Elle vécut à Clermont-Ferrand en Auvergne, mais préféra bientôt le silence et la retraite spirituelle dans la maison campagnarde qu'elle possédait. Loin des bruits de la ville et de l'agitation des habitants, elle put vivre en familiarité avec Dieu, priant et faisant pénitence. St Grégoire de Tours parle d'elle, et raconte que des colombes l'accompagnèrent à sa dernière demeure terrestre.

 

St Claude de la Colombière (1641-1682)

portrait

Né près de Lyon dans une famille bourgeoise, Claude entre à 17 ans dans la Compagnie de Jésus, les Jésuites. Dès sa profession solennelle en 1674, il est affecté au petit collège de Paray-le-Monial où il devient le confesseur du couvent de la Visitation. Il a 34 ans. La supérieure des Visitandines avait alors fort à faire avec une timide religieuse, Marguerite-Marie, qui croyait avoir reçu les confidences du Coeur de Jésus. Elle la confie au père de la Colombière. Le prêtre et la moniale se comprennent tout de suite : "Je t’enverrai mon fidèle serviteur et parfait ami", avait dit Jésus à Marguerite-Marie. C’est ainsi que le jeune jésuite devient l’instrument par lequel le Christ va diffuser dans l’Eglise le culte de son Coeur transpercé, révélé à Ste Marguerite-Marie. Nommé en 1675 prédicateur de la duchesse d’York, il passe deux ans en Angleterre d’où il est banni à cause de calomnies. Accablé par la tuberculose, il retourne à Paray-le-Monial. Marguerite-Marie l’a prévenu : "Notre-Seigneur m’a dit qu’il voulait le sacrifice de votre vie en ce pays." C’est là qu’il meurt à 41 ans. Ses écrits expriment une belle harmonie entre la spiritualité de St Ignace de Loyola et celle de St François de Sales.

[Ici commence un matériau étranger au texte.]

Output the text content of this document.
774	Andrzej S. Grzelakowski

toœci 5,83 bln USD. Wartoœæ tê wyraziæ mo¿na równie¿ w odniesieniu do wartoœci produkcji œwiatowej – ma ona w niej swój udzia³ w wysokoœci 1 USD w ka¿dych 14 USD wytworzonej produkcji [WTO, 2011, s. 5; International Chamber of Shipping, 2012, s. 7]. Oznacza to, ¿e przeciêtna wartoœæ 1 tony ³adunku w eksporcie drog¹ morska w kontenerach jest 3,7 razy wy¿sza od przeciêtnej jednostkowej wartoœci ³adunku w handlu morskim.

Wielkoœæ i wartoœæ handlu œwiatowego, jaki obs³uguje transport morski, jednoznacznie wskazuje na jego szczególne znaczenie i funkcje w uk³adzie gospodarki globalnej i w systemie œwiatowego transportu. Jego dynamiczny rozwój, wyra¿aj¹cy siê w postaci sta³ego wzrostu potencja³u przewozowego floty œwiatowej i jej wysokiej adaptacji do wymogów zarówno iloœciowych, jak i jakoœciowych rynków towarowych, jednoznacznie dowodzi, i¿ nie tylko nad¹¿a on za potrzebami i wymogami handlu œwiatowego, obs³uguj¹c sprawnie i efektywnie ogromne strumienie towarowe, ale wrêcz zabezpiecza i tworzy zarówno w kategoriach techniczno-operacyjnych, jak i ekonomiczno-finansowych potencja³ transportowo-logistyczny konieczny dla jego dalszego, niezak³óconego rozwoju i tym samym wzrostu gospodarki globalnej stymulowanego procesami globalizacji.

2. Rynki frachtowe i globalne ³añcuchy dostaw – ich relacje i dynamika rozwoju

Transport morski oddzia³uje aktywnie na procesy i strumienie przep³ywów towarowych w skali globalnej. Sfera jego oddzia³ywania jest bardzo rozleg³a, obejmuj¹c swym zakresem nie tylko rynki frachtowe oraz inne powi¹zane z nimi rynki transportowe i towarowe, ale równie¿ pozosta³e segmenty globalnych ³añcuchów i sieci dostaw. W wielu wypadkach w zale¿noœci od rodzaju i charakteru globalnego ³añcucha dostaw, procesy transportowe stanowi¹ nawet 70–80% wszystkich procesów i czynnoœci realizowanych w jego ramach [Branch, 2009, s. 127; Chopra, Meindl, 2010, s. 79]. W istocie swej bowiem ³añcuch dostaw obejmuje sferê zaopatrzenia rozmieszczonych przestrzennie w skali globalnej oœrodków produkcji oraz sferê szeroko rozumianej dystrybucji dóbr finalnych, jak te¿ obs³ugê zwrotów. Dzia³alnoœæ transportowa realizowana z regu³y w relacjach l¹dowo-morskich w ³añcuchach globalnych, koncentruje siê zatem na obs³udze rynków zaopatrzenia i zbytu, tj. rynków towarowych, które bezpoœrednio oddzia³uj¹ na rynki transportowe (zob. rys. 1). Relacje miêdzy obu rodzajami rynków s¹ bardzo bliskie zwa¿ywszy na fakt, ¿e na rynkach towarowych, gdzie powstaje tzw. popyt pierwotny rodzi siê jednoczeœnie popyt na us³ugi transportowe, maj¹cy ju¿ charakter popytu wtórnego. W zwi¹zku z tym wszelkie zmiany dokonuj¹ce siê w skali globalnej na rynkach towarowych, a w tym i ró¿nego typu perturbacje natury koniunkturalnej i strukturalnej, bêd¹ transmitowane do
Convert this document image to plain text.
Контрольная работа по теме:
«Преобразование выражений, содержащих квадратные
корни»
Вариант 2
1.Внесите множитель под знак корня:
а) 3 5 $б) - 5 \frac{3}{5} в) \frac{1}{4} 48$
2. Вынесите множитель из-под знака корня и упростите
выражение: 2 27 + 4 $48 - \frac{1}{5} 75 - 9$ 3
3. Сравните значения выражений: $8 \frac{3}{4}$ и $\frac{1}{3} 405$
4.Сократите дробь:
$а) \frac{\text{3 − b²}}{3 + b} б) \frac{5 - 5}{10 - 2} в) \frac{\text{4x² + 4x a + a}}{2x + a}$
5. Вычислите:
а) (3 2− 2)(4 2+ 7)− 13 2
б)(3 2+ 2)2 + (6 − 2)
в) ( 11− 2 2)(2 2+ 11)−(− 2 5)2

"Le jour de la Conception immaculée de la Sainte Vierge, j'ai résolu de m'abandonner tellement à Dieu qui est toujours en moi et en qui je suis et je vis, que je ne me mette nullement en peine de ma conduite, non seulement extérieure, mais même intérieure, reposant doucement entre ses bras, sans craindre ni tentation, ni illusion, ni prospérité, ni adversité, ni mes mauvaises inclinations, ni mes fautes mêmes, espérant qu'il conduira tout par sa bonté et sa sagesse infinie, de telle sorte que tout réussira à sa gloire ; de ne vouloir ni être aimé, ni être soutenu de personne, voulant avoir en lui et mon père et ma mère, et mes frères et mes amis, et tout ce qui pourrait avoir pour moi quelque sentiment de tendresse. Il me semble qu'on est bien à son aise en un asile si sûr et si doux, et que je n'y dois craindre ni les hommes, ni les démons, ni moi-même, ni la vie, ni la mort. Pourvu que Dieu m'y souffre, je suis trop heureux. Il me semble qu'en cela j'ai trouvé le secret de vivre content, et que désormais tout ce que je craignais dans la vie spirituelle ne me doit plus faire de peur."